The hypothesis was developed in the 18th and 19th centuries from the attempt to reconcile perceived inconsistencies in the biblical text. By the end of the 19th century it was generally agreed that there were four main sources, combined into their final form by a series of redactors, R. These four sources came to be known as the Yahwist, or Jahwist, J (J being the German equivalent of the English letter Y); the Elohist, E; the Deuteronomist, D, (the name comes from the Book of Deuteronomy, D's contribution to the Torah); and the Priestly Writer, P.
The contribution of Julius Wellhausen, a Christian theologian and biblical scholar, was to order these sources chronologically as JEDP, giving them a coherent setting in a notional evolving religious history of Israel, which he saw as one of ever-increasing priestly power. Wellhausen's formulation was:
  • the Yahwist source (J) : written c. 950 BCE in the southern Kingdom of Judah.
  • the Elohist source (E) : written c. 850 BCE in the northern Kingdom of Israel.
  • the Deuteronomist (D) : written c. 600 BCE in Jerusalem during a period of religious reform.
  • the Priestly source (P) : written c. 500 BCE by Kohanim (Jewish priests) in exile in Babylon.
While the hypothesis has been critiqued and challenged by other models, especially in the last part of the 20th century, its terminology and insights continue to provide the framework for modern theories on the composite nature and origins of the Torah and Bible compilation in general.
Remembering that my job is to translate Genesis, not trace its origin, and that as translator it is my primary task to consider Genesis as a finished and complete work, a literary whole, and try to offer readers or speakers of another language access to the cognitive content and aesthetic experience conveyed by that product, and given that the historical background and composition process that led to Genesis are not known and do not form part in a direct sense of the content and experience conveyed by the original Genesis, it is not necessary or even wise to present my translation in such a way as to spell out its documentary origin and background either.

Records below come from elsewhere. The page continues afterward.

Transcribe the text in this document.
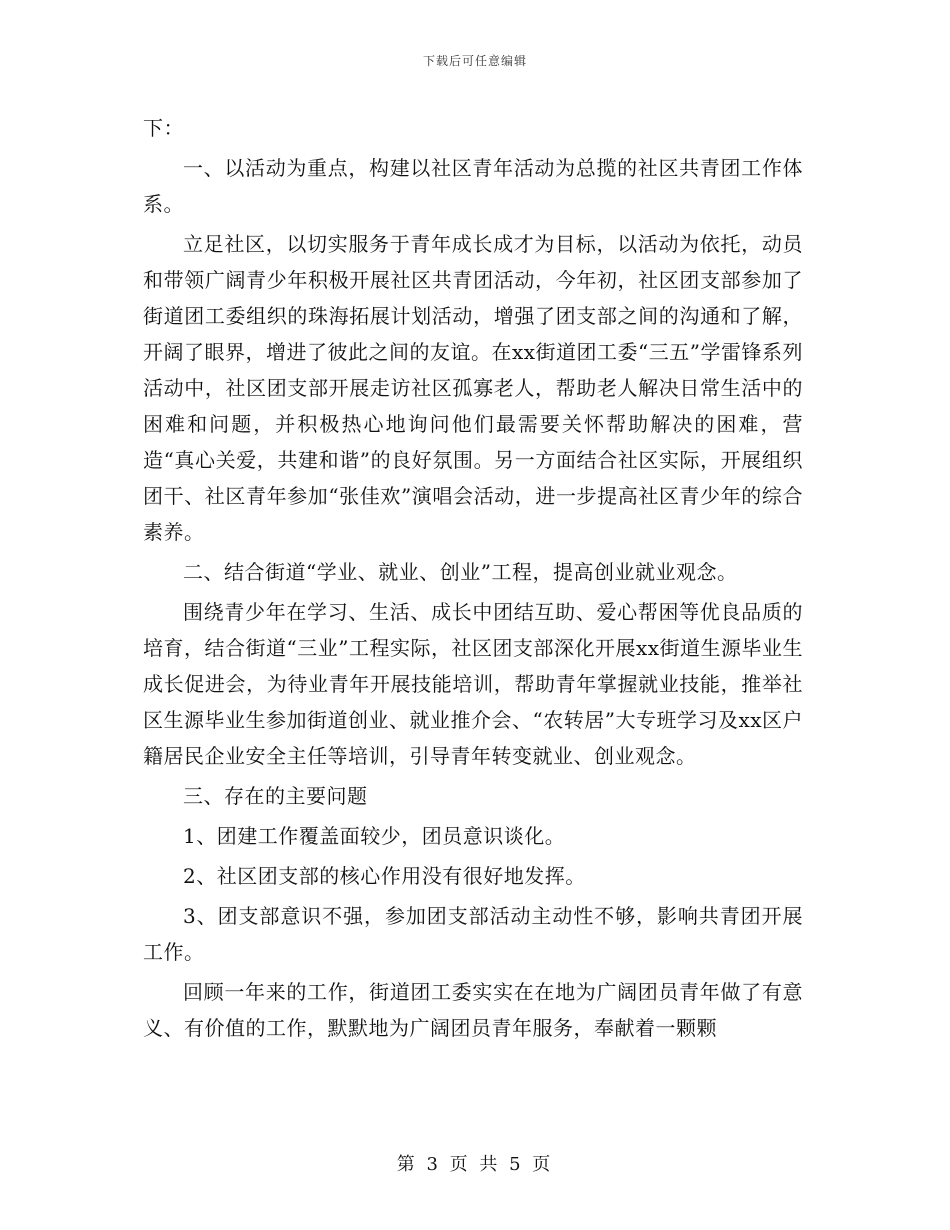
下载后可任意编辑

下：

一、以活动为重点，构建以社区青年活动为总揽的社区共青团工作体系。

立足社区，以切实服务于青年成长成才为目标，以活动为依托，动员和带领广阔青少年积极开展社区共青团活动，今年初，社区团支部参加了街道团工委组织的珠海拓展计划活动，增强了团支部之间的沟通和了解，开阔了眼界，增进了彼此之间的友谊。在xx街道团工委“三五”学雷锋系列活动中，社区团支部开展走访社区孤寡老人，帮助老人解决日常生活中的困难和问题，并积极热心地询问他们最需要关怀帮助解决的困难，营造“真心关爱，共建和谐”的良好氛围。另一方面结合社区实际，开展组织团干、社区青年参加“张佳欢”演唱会活动，进一步提高社区青少年的综合素养。

二、结合街道“学业、就业、创业”工程，提高创业就业观念。

围绕青少年在学习、生活、成长中团结互助、爱心帮困等优良品质的培育，结合街道“三业”工程实际，社区团支部深化开展xx街道生源毕业生成长促进会，为待业青年开展技能培训，帮助青年掌握就业技能，推举社区生源毕业生参加街道创业、就业推介会、“农转居”大专班学习及xx区户籍居民企业安全主任等培训，引导青年转变就业、创业观念。

三、存在的主要问题

1、团建工作覆盖面较少，团员意识谈化。

2、社区团支部的核心作用没有很好地发挥。

3、团支部意识不强，参加团支部活动主动性不够，影响共青团开展工作。

回顾一年来的工作，街道团工委实实在在地为广阔团员青年做了有意义、有价值的工作，默默地为广阔团员青年服务，奉献着一颗颗

第 3 页 共 5 页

On the other hand, an understanding of origins and processes can help me to understand better what Genesis says and how it says it and why, so I consider information about the hypotheses of this kind pertinent to my work. And besides, it is far too interesting not to want to read about such views. But as Everett Fox says, the reconstructed original documents, if they ever existed, are unknown to us, but the resulting text of Genesis is real. And that is the textual reality I must try to translate.

1 comment:

  1. Very useful article, Alan, and thanks for the reference to the Everett Fox book. Although the DH isn't your main concern, I would be interested to know how the different passages come across to a reader who is familiar with the language (forgetting about hte obvious tetragrammaton/adonai thing). Is it really obvious (e.g. perhaps like one source always using "I be"/"I baint" and another one always using "I am"/"I am not"), or is it much more subtle than that?